More refiners allowed to import oil in China

China Seeks Foreign Oil Supplies As Demand Surges18 August 2013 – The State Council, China’s cabinet, will grant crude oil import quotas to “qualified” refineries, which experts say is a step forward in trimming large State-owned refiners’ import monopoly.

The No 83 Document from the cabinet, issued on July 27, mainly focuses on promoting imports and exports.

The document said the central government may grant oil import rights to more refineries beyond the dominant companies, taking into account standards for environmental protection, security and energy consumption during the refining process.

In China, five State-owned companies have crude import rights, including two energy giants – China National Petroleum Corp and China Petrochemical Corp.

In the past year, China National Chemical Corp (ChemChina), which is focused on petrochemical downstream businesses, got a quota of 10 million metric tons for imported crude, which was seen as a major step in breaking the monopolized oil import market in China.

However, Li Li, a senior manager at ICIS C1 Energy, a Shanghai-based energy information consultancy, said ChemChina’s new status is significant, but it won’t be easy for other private refineries to emulate.

“China’s crude oil refining industry has been asking for years for the opening up of the crude import market,” said Li. “Some positive policies have emerged gradually, but they don’t make the new policy a ‘milestone’.”

The international oil majors would like to see China further open up its import market, which will mean huge benefits for them since the country is about to become the world’s largest crude oil importer, she said.

According to a report by the United States Energy Information Administration, China’s net oil imports will exceed those of the US on an annual basis within about two months.

“It is the trend that China’s crude import market will be more market-oriented and less monopolized, but it is still uncertain how long it will take to fully realize (the change),” Li said.

“The State Council is the top policymaker and it usually takes a long time from the top down, which is similar to the process of economic reform as it involves many parties’ interests.”

China’s crude oil consumption last year was 475 million tons, up 4.7 percent year-on-year, according to CNPC.

China imported 269 million tons of crude in 2012, with a foreign dependency ratio of about 57 percent.

According to the CNPC Economic and Technology Research Institute, China will import about 289 million tons of crude oil this year, which means that about 59 percent of the nation’s crude oil demand will depend on imports in 2013.

As the country’s oil consumption increases, its dependency on imports will continue to rise.
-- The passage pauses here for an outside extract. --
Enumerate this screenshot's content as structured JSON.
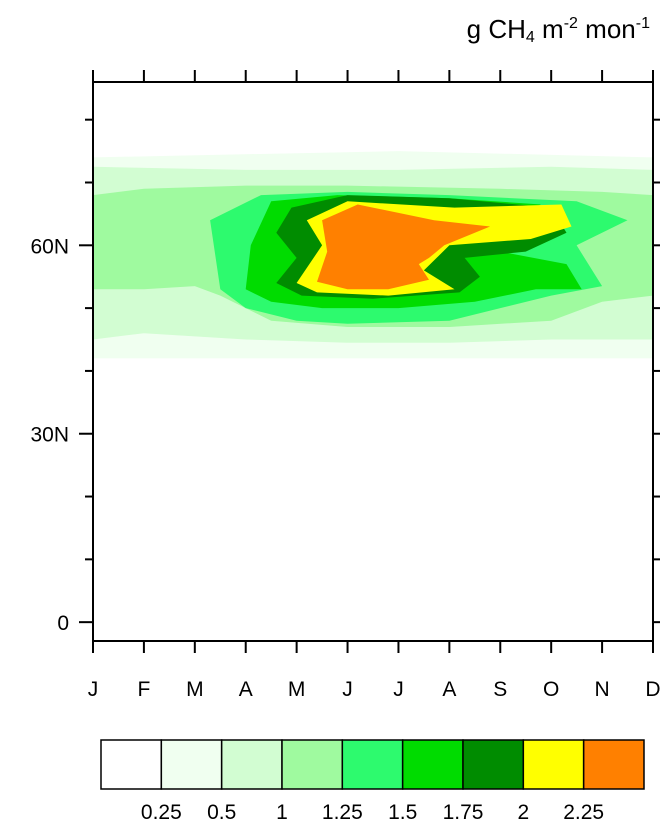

When China joined the World Trade Organization in 2001, it promised that the crude import quota of non-State trading organizations would grow 15 percent annually from 2006 to 2010.

So far, dozens of private companies have been granted crude oil and petroleum import certifications by the Ministry of Commerce.
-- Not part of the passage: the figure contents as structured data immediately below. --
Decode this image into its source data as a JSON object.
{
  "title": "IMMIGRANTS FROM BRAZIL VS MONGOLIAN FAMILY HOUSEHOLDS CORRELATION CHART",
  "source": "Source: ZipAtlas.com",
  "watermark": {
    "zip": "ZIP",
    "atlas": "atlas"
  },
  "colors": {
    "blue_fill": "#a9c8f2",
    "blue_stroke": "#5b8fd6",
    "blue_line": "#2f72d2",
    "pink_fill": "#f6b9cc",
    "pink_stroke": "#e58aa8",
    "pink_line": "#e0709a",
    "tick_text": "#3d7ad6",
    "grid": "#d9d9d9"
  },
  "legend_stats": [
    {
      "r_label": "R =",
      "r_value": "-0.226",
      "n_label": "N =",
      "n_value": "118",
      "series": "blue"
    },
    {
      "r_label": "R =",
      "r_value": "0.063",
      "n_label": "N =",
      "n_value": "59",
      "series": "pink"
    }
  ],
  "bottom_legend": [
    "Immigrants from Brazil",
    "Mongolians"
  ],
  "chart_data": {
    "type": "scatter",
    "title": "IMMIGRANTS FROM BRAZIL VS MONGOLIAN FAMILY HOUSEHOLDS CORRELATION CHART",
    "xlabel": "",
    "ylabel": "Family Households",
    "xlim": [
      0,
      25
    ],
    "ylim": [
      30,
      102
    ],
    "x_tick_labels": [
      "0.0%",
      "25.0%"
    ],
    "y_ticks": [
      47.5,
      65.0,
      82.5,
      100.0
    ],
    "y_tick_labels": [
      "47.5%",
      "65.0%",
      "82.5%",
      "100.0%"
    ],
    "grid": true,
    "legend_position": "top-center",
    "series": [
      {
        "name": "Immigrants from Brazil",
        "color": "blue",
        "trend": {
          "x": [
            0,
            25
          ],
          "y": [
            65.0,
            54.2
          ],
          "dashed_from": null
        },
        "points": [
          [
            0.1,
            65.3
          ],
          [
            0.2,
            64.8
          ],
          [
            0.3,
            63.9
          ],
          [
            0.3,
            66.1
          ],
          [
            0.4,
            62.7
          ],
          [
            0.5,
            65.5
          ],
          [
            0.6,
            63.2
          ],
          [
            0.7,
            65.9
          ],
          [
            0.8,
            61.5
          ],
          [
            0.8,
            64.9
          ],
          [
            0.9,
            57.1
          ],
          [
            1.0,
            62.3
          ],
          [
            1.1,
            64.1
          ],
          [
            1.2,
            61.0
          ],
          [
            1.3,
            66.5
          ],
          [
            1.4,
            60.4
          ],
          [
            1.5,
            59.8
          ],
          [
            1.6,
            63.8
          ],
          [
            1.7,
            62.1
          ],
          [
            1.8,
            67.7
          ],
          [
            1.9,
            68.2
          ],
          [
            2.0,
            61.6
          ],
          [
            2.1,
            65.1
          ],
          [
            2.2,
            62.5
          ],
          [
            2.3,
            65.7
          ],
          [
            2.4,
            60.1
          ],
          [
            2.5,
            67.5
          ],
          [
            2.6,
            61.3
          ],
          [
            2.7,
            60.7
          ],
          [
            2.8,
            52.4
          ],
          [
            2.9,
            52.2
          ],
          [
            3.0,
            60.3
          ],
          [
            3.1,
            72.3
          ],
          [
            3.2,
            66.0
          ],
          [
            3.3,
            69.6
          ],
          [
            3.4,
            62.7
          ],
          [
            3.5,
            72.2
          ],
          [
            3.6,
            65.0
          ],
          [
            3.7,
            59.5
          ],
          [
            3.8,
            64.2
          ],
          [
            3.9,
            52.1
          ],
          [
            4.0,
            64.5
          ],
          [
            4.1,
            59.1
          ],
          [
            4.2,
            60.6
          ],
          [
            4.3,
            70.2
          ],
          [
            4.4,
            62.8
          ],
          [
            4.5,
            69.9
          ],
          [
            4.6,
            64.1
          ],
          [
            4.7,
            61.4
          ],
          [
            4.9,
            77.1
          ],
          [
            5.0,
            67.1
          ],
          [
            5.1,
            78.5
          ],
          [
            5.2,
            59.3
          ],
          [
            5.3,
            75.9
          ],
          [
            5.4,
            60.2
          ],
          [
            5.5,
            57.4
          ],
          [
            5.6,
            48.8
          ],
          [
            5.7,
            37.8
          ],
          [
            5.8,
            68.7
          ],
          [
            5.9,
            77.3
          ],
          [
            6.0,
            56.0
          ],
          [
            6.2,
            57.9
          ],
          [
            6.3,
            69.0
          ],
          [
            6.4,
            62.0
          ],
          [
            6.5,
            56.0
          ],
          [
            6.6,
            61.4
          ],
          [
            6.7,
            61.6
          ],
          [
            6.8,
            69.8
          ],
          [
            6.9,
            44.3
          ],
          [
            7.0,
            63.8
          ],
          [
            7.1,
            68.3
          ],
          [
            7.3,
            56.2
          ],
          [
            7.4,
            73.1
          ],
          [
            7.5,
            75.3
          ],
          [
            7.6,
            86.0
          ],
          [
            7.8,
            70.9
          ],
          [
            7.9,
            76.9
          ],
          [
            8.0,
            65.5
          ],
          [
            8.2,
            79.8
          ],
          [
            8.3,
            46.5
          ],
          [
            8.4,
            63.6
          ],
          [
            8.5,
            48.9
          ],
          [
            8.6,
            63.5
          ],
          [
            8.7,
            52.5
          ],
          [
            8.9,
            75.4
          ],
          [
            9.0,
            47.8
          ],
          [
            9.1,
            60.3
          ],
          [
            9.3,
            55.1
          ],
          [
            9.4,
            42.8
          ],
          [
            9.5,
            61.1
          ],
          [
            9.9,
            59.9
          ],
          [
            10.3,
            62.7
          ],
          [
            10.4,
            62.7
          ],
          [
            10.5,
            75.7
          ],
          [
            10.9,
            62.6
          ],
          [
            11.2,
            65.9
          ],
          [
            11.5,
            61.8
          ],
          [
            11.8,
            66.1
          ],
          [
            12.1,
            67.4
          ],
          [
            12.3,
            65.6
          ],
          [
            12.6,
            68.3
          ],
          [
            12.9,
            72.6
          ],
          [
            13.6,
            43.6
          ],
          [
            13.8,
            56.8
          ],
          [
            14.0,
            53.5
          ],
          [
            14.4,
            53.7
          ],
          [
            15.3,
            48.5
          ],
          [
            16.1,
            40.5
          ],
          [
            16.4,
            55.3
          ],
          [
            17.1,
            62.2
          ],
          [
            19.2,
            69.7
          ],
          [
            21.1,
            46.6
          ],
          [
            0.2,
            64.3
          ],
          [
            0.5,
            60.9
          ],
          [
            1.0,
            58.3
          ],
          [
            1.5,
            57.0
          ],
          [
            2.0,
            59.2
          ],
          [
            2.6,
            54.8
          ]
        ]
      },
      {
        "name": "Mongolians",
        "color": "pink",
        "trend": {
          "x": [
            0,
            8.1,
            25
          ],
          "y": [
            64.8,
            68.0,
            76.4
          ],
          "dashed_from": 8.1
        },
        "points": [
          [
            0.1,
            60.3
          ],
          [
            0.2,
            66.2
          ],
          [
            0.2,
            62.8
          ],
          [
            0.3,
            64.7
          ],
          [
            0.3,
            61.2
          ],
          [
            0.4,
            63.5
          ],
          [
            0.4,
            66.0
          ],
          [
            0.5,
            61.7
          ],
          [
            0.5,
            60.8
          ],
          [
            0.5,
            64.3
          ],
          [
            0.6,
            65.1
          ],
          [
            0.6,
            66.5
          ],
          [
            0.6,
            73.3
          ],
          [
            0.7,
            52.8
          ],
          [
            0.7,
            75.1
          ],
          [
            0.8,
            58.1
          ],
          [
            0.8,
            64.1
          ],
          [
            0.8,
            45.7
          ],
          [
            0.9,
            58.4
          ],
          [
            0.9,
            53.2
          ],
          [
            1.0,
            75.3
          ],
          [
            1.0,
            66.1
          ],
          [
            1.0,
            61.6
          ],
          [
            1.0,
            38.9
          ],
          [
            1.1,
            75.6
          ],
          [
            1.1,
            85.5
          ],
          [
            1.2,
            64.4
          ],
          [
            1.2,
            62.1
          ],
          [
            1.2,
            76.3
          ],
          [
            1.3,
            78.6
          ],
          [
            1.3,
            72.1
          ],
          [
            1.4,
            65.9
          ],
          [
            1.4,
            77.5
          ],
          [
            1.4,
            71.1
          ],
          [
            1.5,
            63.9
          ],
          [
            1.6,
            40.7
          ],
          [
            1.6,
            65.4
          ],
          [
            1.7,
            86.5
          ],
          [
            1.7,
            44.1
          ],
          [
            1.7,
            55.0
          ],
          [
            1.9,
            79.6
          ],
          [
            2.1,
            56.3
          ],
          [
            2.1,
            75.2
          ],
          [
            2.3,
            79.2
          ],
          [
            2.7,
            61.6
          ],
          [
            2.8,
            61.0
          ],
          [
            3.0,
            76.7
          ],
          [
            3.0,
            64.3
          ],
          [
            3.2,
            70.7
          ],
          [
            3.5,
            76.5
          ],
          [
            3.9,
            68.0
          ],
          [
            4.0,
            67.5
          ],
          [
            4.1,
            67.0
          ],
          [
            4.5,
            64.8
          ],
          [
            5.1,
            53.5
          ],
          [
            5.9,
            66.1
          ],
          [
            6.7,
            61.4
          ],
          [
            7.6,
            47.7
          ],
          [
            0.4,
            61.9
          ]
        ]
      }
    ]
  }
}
However, up to 90 percent of the crude imports is still controlled by the two giants of the industry.

As for crude pipeline construction and oil storage facilities, the government is encouraging the participation of private capital.

According to an industry source, Tyloo Energy Co and Zhongji Chemical Co in Zhoushan, Zhejiang province, acquired crude storage licenses from the Ministry of Commerce during the first half of the year.

The two companies are subsidiaries of Tyloo Investment Group, which is said to be planning an expansion of its involvement in international crude oil trading.